Underlying Health Conditions
Certain medical conditions make angular cheilitis more likely by weakening the immune system or altering the balance of microbes in and around the mouth. Diabetes is a significant one: elevated blood sugar feeds yeast growth and impairs the body’s ability to fight off minor skin infections. People with diabetes are more prone to Candida overgrowth throughout the body, and the mouth corners are a common site.
Inflammatory bowel disease, particularly Crohn’s disease, can cause angular cheilitis both through nutrient malabsorption and as a direct oral manifestation of the disease. Immune-suppressing conditions, including HIV and the use of immunosuppressive medications like corticosteroids or chemotherapy, also raise risk. Even a course of oral antibiotics can trigger angular cheilitis by disrupting the normal bacterial balance in the mouth and allowing yeast to overgrow.
How to Tell It Apart From a Cold Sore
Angular cheilitis and cold sores (herpes simplex) can look similar at a glance, but they behave differently. Cold sores typically start with a tingling or burning sensation before any visible change, then erupt as clusters of small fluid-filled blisters that crust over. They can appear anywhere around the mouth and nostrils, not just at the corners.
Angular cheilitis, by contrast, stays confined to the corners of the mouth. It shows up as redness, cracking, and sometimes shallow erosions rather than blisters. There’s soreness and tightness, especially when you open your mouth wide, but no tingling prodrome. If you see distinct blisters appearing in crops, that points more toward herpes. If you see raw, fissured skin isolated to one or both lip corners, angular cheilitis is far more likely.

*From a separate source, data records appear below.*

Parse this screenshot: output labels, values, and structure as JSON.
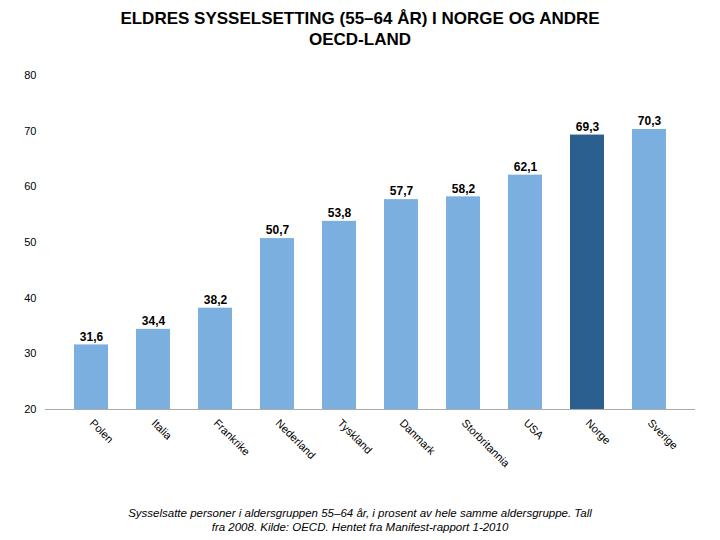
{
  "chart_data": {
    "type": "bar",
    "title": "ELDRES SYSSELSETTING (55–64 ÅR) I NORGE OG ANDRE\nOECD-LAND",
    "caption": "Sysselsatte personer i aldersgruppen 55–64 år, i prosent av hele samme aldersgruppe. Tall\nfra 2008. Kilde: OECD. Hentet fra Manifest-rapport 1-2010",
    "categories": [
      "Polen",
      "Italia",
      "Frankrike",
      "Nederland",
      "Tyskland",
      "Danmark",
      "Storbritannia",
      "USA",
      "Norge",
      "Sverige"
    ],
    "values": [
      31.6,
      34.4,
      38.2,
      50.7,
      53.8,
      57.7,
      58.2,
      62.1,
      69.3,
      70.3
    ],
    "value_labels": [
      "31,6",
      "34,4",
      "38,2",
      "50,7",
      "53,8",
      "57,7",
      "58,2",
      "62,1",
      "69,3",
      "70,3"
    ],
    "colors": [
      "#7aafe0",
      "#7aafe0",
      "#7aafe0",
      "#7aafe0",
      "#7aafe0",
      "#7aafe0",
      "#7aafe0",
      "#7aafe0",
      "#2a5f8f",
      "#7aafe0"
    ],
    "ylim": [
      20,
      80
    ],
    "yticks": [
      20,
      30,
      40,
      50,
      60,
      70,
      80
    ],
    "grid": false,
    "data_labels": true
  }
}
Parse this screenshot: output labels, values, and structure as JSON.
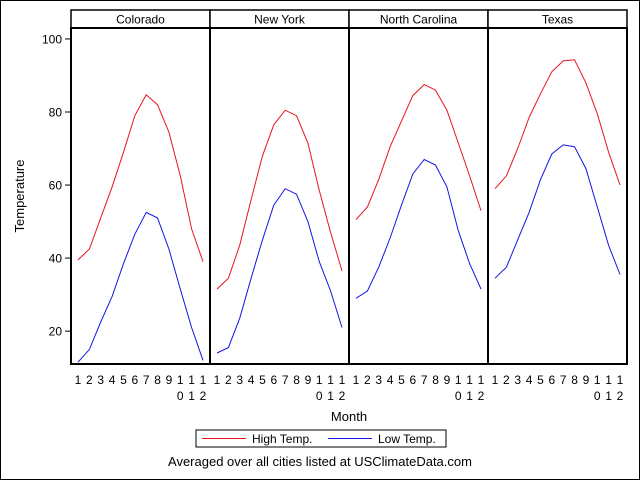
{
  "chart_data": {
    "type": "line",
    "ylabel": "Temperature",
    "xlabel": "Month",
    "footnote": "Averaged over all cities listed at USClimateData.com",
    "ylim": [
      11,
      103
    ],
    "yticks": [
      20,
      40,
      60,
      80,
      100
    ],
    "x": [
      1,
      2,
      3,
      4,
      5,
      6,
      7,
      8,
      9,
      10,
      11,
      12
    ],
    "xtick_labels": [
      "1",
      "2",
      "3",
      "4",
      "5",
      "6",
      "7",
      "8",
      "9",
      "1\n0",
      "1\n1",
      "1\n2"
    ],
    "legend": {
      "placement": "bottom"
    },
    "colors": {
      "high": "#e8141c",
      "low": "#1414e6"
    },
    "panels": [
      {
        "title": "Colorado",
        "series": [
          {
            "name": "High Temp.",
            "values": [
              39.5,
              42.5,
              51,
              59.5,
              69,
              79,
              84.7,
              82,
              74.5,
              62.5,
              48,
              39
            ]
          },
          {
            "name": "Low Temp.",
            "values": [
              11.5,
              15,
              22.5,
              29.5,
              38.5,
              46.5,
              52.5,
              51,
              42.5,
              31.5,
              21,
              12
            ]
          }
        ]
      },
      {
        "title": "New York",
        "series": [
          {
            "name": "High Temp.",
            "values": [
              31.5,
              34.5,
              43.5,
              56,
              68,
              76.5,
              80.5,
              79,
              71.5,
              58.5,
              47,
              36.5
            ]
          },
          {
            "name": "Low Temp.",
            "values": [
              14,
              15.5,
              23.5,
              34.5,
              45,
              54.5,
              59,
              57.5,
              50,
              39,
              31,
              21
            ]
          }
        ]
      },
      {
        "title": "North Carolina",
        "series": [
          {
            "name": "High Temp.",
            "values": [
              50.5,
              54,
              61.5,
              70.5,
              77.5,
              84.5,
              87.5,
              86,
              80.5,
              71.5,
              62.5,
              53
            ]
          },
          {
            "name": "Low Temp.",
            "values": [
              29,
              31,
              37.5,
              45.5,
              54.5,
              63,
              67,
              65.5,
              59.5,
              47.5,
              38.5,
              31.5
            ]
          }
        ]
      },
      {
        "title": "Texas",
        "series": [
          {
            "name": "High Temp.",
            "values": [
              59,
              62.5,
              70,
              78.5,
              85,
              91,
              94,
              94.3,
              88,
              79.5,
              69,
              60
            ]
          },
          {
            "name": "Low Temp.",
            "values": [
              34.5,
              37.5,
              45,
              52.5,
              61.5,
              68.5,
              71,
              70.5,
              64.5,
              54,
              43.5,
              35.5
            ]
          }
        ]
      }
    ]
  }
}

What Helps and What to Avoid
The single most effective thing you can do at home is keep the corners of your mouth dry and protected. A thin layer of petroleum jelly or a zinc oxide barrier cream creates a physical shield that blocks saliva from sitting on the skin. Apply it before bed and throughout the day, especially before eating. This doesn’t treat an active infection, but it breaks the moisture cycle that caused the problem and prevents recurrence once the infection clears.
Avoid licking your lips, even when they feel dry. Use a plain, fragrance-free lip balm on the lip surface itself, and reserve the barrier ointment for the corners specifically. If you wear dentures, have the fit evaluated. Clean dentures nightly with a denture-soaking solution rather than just rinsing with water, since Candida forms a stubborn biofilm on acrylic surfaces.
For an active infection with visible redness and cracking, over-the-counter antifungal creams designed for skin yeast infections can help. If the cracks are persistent, worsening, or keep returning after treatment, that’s a signal to look deeper for nutritional gaps or an underlying condition driving the cycle.